American baseball player (1895–1960)

Frank Joseph "Parky" Parkinson (March 23, 1895 – July 4, 1960) was an American professional baseball player.

==Early life==
One of seven sons and two daughters born to Polish immigrants, Frank "Parky" Parkinson was born in Dickson City, Pennsylvania, on March 23, 1895. His parents were Michael Parczynski and Mary Anna Blendowka from West Prussia, Prussia. When he was a year old the family moved to Trenton, New Jersey. The family can be found in the 1900 census for Trenton, NJ, living on Asbury Street.

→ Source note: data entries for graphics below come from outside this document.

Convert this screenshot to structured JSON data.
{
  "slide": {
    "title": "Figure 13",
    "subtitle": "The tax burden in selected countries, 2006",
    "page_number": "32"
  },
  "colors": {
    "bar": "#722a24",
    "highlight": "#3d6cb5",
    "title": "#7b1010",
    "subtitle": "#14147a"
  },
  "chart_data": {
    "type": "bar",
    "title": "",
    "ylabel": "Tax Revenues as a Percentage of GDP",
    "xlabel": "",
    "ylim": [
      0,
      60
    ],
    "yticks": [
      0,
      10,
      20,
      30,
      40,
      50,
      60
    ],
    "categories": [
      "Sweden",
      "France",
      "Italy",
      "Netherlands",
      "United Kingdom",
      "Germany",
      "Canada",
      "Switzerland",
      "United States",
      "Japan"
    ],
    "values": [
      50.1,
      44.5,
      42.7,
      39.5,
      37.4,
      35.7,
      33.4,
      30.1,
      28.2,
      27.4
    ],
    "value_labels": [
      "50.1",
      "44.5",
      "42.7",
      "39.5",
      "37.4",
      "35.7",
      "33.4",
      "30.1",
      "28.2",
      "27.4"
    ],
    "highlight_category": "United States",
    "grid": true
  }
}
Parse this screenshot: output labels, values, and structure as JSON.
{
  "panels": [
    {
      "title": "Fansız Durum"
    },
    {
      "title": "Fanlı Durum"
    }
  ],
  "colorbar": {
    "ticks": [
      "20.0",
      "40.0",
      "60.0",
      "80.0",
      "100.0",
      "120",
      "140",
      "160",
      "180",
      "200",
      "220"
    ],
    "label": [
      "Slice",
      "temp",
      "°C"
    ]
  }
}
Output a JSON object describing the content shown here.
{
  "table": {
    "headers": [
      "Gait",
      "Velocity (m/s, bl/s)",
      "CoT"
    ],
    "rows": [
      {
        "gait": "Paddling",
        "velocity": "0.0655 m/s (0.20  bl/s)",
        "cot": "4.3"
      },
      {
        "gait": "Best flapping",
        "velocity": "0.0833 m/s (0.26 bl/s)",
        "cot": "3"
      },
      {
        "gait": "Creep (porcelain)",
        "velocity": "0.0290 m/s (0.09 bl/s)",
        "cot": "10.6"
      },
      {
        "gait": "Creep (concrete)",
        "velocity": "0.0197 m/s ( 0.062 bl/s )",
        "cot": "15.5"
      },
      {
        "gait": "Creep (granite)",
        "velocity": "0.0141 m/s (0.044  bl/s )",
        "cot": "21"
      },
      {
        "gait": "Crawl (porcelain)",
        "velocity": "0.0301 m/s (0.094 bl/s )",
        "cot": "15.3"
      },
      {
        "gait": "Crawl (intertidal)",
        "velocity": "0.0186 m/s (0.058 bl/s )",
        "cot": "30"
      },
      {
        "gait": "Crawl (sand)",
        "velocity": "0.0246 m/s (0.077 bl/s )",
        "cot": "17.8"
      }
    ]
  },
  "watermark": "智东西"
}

By the age of 15 he had quit school and was working as a laborer in a car shop. In 1917 when the United States entered World War I, Parkinson enlisted in the Army. He served 2 years with the 35th Engineers, Company I before he was honorably discharged.

==Professional career==

Parkinson played for the Philadelphia Phillies between 1921 and 1924. His first game was April 13, 1921 at the Baker Bowl in Philadelphia against the New York Giants. He was a 26-year-old rookie, like most men of his generation his career was put on hold while fighting in Europe during World War I Parkinson was right-handed and primarily played second base, although he was occasionally used as a third baseman and a shortstop. In 378 lifetime games, he had 335 hits and batted .256; his 93 strikeouts in 1922 led the National League. His total of 562 assists in 1922 at second base is among the highest all-time for a single season.

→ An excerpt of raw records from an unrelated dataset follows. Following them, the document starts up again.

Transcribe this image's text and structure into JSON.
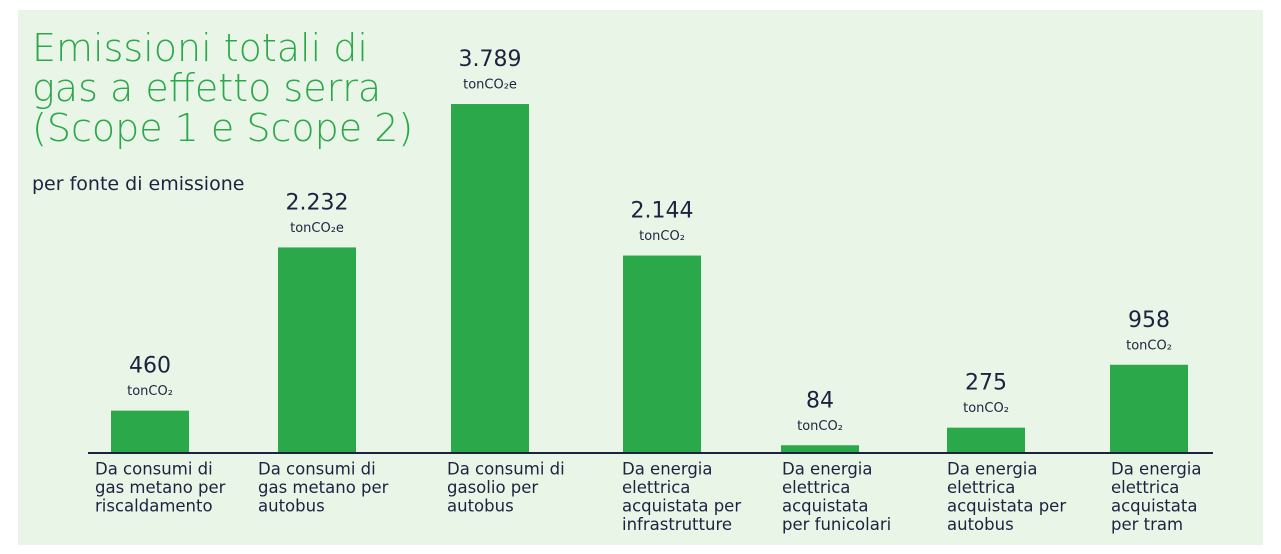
{
  "chart_data": {
    "type": "bar",
    "title": "Emissioni totali di gas a effetto serra (Scope 1 e Scope 2)",
    "subtitle": "per fonte di emissione",
    "categories": [
      [
        "Da consumi di",
        "gas metano per",
        "riscaldamento"
      ],
      [
        "Da consumi di",
        "gas metano per",
        "autobus"
      ],
      [
        "Da consumi di",
        "gasolio per",
        "autobus"
      ],
      [
        "Da energia",
        "elettrica",
        "acquistata per",
        "infrastrutture"
      ],
      [
        "Da energia",
        "elettrica",
        "acquistata",
        "per funicolari"
      ],
      [
        "Da energia",
        "elettrica",
        "acquistata per",
        "autobus"
      ],
      [
        "Da energia",
        "elettrica",
        "acquistata",
        "per tram"
      ]
    ],
    "values": [
      460,
      2232,
      3789,
      2144,
      84,
      275,
      958
    ],
    "value_labels": [
      "460",
      "2.232",
      "3.789",
      "2.144",
      "84",
      "275",
      "958"
    ],
    "units": [
      "tonCO₂",
      "tonCO₂e",
      "tonCO₂e",
      "tonCO₂",
      "tonCO₂",
      "tonCO₂",
      "tonCO₂"
    ],
    "color": "#2ba84a"
  }
}
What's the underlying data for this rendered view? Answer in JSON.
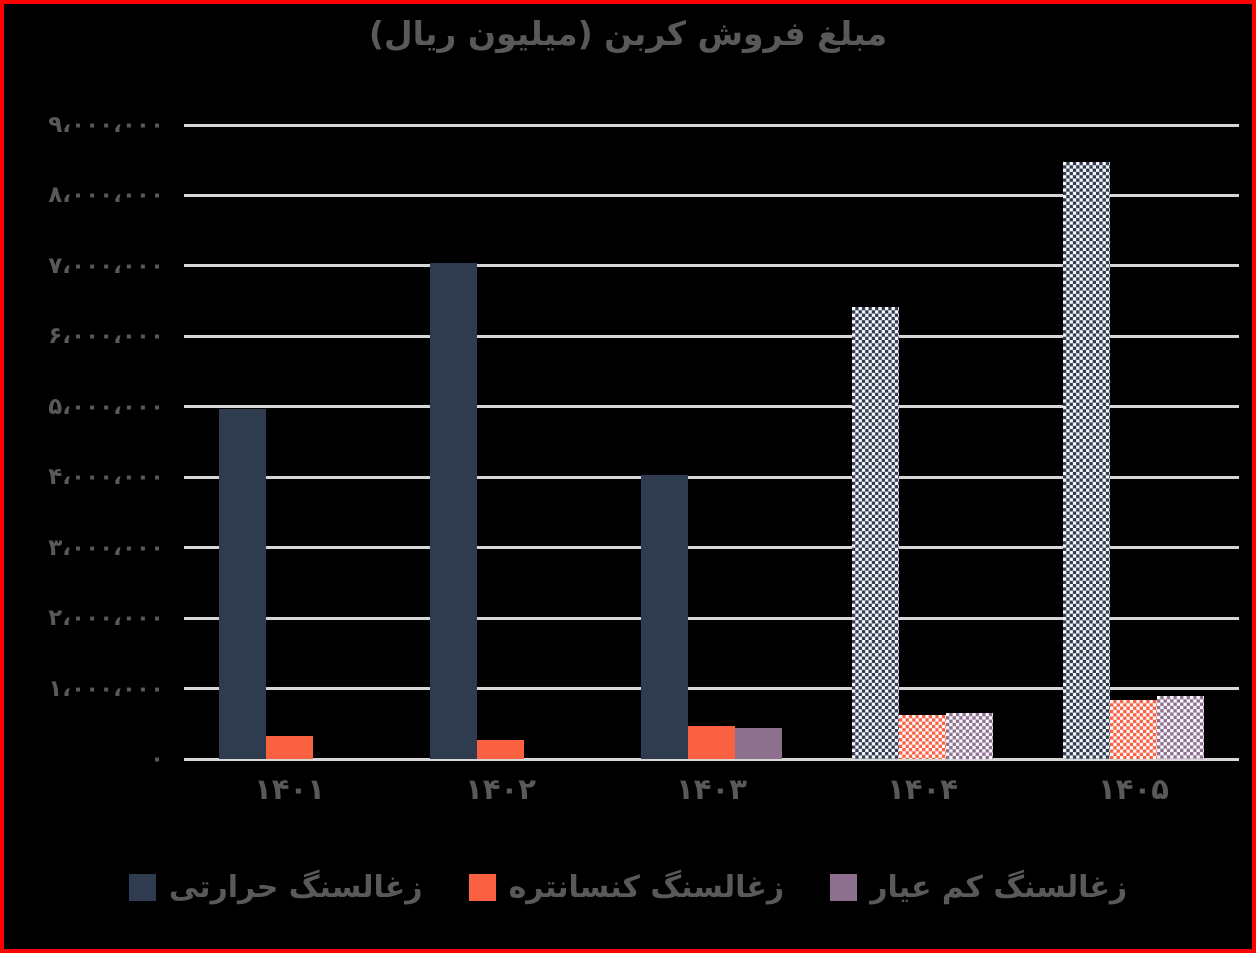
{
  "frame": {
    "background": "#000000",
    "border_color": "#ff0000",
    "text_color": "#595959",
    "gridline_color": "#d6d6d6",
    "hatch_background": "#f8f7fb"
  },
  "title": "مبلغ فروش کربن (میلیون ریال)",
  "chart_data": {
    "type": "bar",
    "title": "مبلغ فروش کربن (میلیون ریال)",
    "direction": "rtl",
    "categories": [
      "۱۴۰۱",
      "۱۴۰۲",
      "۱۴۰۳",
      "۱۴۰۴",
      "۱۴۰۵"
    ],
    "series": [
      {
        "name": "زغالسنگ حرارتی",
        "color": "#2f3c50",
        "values": [
          4970000,
          7040000,
          4030000,
          6420000,
          8470000
        ]
      },
      {
        "name": "زغالسنگ کنسانتره",
        "color": "#fa6140",
        "values": [
          330000,
          270000,
          470000,
          620000,
          840000
        ]
      },
      {
        "name": "زغالسنگ کم عیار",
        "color": "#8c708d",
        "values": [
          0,
          0,
          440000,
          660000,
          890000
        ]
      }
    ],
    "hatched_category_indices": [
      3,
      4
    ],
    "hatch_style": "checkerboard",
    "ylim": [
      0,
      9000000
    ],
    "ytick_step": 1000000,
    "ytick_labels": [
      "۰",
      "۱،۰۰۰،۰۰۰",
      "۲،۰۰۰،۰۰۰",
      "۳،۰۰۰،۰۰۰",
      "۴،۰۰۰،۰۰۰",
      "۵،۰۰۰،۰۰۰",
      "۶،۰۰۰،۰۰۰",
      "۷،۰۰۰،۰۰۰",
      "۸،۰۰۰،۰۰۰",
      "۹،۰۰۰،۰۰۰"
    ],
    "grid": "horizontal",
    "legend_position": "bottom",
    "legend": [
      "زغالسنگ حرارتی",
      "زغالسنگ کنسانتره",
      "زغالسنگ کم عیار"
    ]
  }
}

After his stint with the Phillies, Parkinson played several years in minor leagues, signing with the Nashville Vols in 1925 and the Pittsfield Hillies in 1927-28.

Parkinson's obituary from The Trenton Evening Times stated that "Parkinson's best day with the Phillies was Labor Day 1922 when he hit two home runs and two doubles to beat the Brooklyn Dodgers 7 to 6. He set was then a fielding record with 12 putouts and assists without an error"

A knee injury effectively ended Parkinson's career 1929.

==Personal life==
Parkinson married Margaret Ferry on October 18, 1924 in Trenton, New Jersey. They had no children and remained married until his death in 1960. Prior to his death he worked for the Trenton Board of Education and remained active in local Minor League Baseball administration.